Despite oft-heard rhetoric about the need to respect the rights of “victims” regarding the filing of charges (a line of argument most prominently advanced recently to oppose a sensible Virginia bill to require reporting of campus sexual assault allegations to police), the Title IX coordinator, not the accuser, brought the complaint to the UWC. The accused student then was found guilty not of unwanted advances—the original charge—but of improper “touching of a sexual nature.” And, according to the Spangler Report, this behavior constituted a “sexual assault.” It remain unclear whether the accuser even testified in the hearing.

To review: this student was (a) brought to a campus trial by actions of a Yale bureaucrat, not the accuser; (b) convicted of an offense different than what the accuser, who played no role in bringing the charges to UWC, had alleged; and (c) branded guilty, for life, of a “sexual assault,” even though the (expanded) offense doesn’t appear to fit the commonly understood definition of the term.
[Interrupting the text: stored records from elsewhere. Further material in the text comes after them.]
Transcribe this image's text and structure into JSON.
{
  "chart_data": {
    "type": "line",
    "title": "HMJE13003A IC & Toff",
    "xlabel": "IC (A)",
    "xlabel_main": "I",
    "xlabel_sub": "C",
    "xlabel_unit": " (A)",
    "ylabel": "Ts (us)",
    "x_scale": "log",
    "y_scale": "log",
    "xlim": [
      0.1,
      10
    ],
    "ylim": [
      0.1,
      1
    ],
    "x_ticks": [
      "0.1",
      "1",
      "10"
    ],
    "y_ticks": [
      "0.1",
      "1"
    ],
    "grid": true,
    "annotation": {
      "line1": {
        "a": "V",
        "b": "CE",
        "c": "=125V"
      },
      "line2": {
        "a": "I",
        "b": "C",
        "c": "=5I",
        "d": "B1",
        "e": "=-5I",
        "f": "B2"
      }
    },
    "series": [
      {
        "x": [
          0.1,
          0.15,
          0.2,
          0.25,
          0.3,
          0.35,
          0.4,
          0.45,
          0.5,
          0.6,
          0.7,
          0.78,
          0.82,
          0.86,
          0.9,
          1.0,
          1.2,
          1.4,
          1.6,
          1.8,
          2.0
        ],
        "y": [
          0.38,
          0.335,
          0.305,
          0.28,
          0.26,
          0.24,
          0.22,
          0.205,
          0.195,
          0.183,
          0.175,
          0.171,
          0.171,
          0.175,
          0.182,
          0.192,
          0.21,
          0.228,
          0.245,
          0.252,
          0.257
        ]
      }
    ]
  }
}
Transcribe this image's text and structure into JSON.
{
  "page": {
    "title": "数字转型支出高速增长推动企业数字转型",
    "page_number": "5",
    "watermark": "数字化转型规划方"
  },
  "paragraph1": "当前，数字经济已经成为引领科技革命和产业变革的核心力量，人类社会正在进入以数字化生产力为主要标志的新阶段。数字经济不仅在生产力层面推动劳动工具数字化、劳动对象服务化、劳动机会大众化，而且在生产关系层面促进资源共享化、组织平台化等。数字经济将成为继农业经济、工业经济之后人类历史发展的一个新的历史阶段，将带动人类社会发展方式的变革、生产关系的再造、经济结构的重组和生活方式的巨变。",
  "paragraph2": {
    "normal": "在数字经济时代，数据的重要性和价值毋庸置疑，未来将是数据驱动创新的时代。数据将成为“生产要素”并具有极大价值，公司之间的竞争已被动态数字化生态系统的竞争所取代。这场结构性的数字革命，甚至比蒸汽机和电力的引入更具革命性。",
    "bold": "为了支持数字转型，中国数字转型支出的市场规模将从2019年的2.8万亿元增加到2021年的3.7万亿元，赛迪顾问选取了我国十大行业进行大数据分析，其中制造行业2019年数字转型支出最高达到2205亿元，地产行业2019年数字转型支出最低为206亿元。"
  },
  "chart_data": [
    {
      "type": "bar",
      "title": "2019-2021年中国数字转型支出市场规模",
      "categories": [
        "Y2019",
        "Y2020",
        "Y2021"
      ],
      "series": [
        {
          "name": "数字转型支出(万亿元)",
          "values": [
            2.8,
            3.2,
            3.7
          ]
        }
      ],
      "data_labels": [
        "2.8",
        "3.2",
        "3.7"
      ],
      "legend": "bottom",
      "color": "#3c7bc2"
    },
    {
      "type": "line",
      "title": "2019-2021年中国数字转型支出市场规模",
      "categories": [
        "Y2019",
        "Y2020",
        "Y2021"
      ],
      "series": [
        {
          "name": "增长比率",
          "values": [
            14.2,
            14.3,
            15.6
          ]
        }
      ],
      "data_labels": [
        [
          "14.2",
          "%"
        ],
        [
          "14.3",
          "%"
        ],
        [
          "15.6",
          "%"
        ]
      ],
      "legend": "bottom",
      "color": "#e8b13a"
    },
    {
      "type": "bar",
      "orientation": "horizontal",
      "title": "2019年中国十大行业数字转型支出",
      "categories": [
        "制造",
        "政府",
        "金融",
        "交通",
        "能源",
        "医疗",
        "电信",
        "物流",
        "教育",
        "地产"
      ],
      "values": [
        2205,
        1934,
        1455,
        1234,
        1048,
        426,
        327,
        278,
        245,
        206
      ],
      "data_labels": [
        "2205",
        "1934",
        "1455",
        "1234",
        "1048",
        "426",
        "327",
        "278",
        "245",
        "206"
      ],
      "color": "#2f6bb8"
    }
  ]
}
Because of the delayed degree, the student would either have lost whatever post-graduate job he had lined up, or removed from any graduate program to which he had obtained admission.

Finally, the Spangler Reports have a long history of Kafka-like inquiries, in which an accused student is investigated for unspecified crimes committed against unspecified persons, often as a result of allegations filed by figures other than the alleged victim of the offense. This report’s entry involves a male undergraduate student. A “third party” informed the Title IX Coordinator that the student had “made unwanted advances toward female YC students, whom the reporter would not identify.”

The case, as they say, “is pending.”

One thought on “Is Yale Using Title IX to Trump Free Speech?”

  1. Witnessing with the Duke Lacrosse abuse of power scandal directed against college men in 2006 by University staff, administrators, and by city government in Durham, North Carolina, and witnessing now similar abuses again, especially since 2010 under the authority and direction of two sitting Senators and one sitting President, I have reassessed the reality of the rights and protections supposedly afforded me as a male by my government, public institutions, the media, and the population at large, and I have concluded my rights are being violated.

    I have learned to distrust my government, distrust public institutions, and distrust the media. I am suspicious of women I don’t know enough about. Women I meet in the normal circulation of life appear friendly, but I wonder if they harbor hatred for me in their minds. When I am talking to a woman, including my female boss, I wonder, does she hate me because of my gender?

    If I was to judge by the statements women make about men on-line, in the media, in governments, and from politicians, then we are not friends.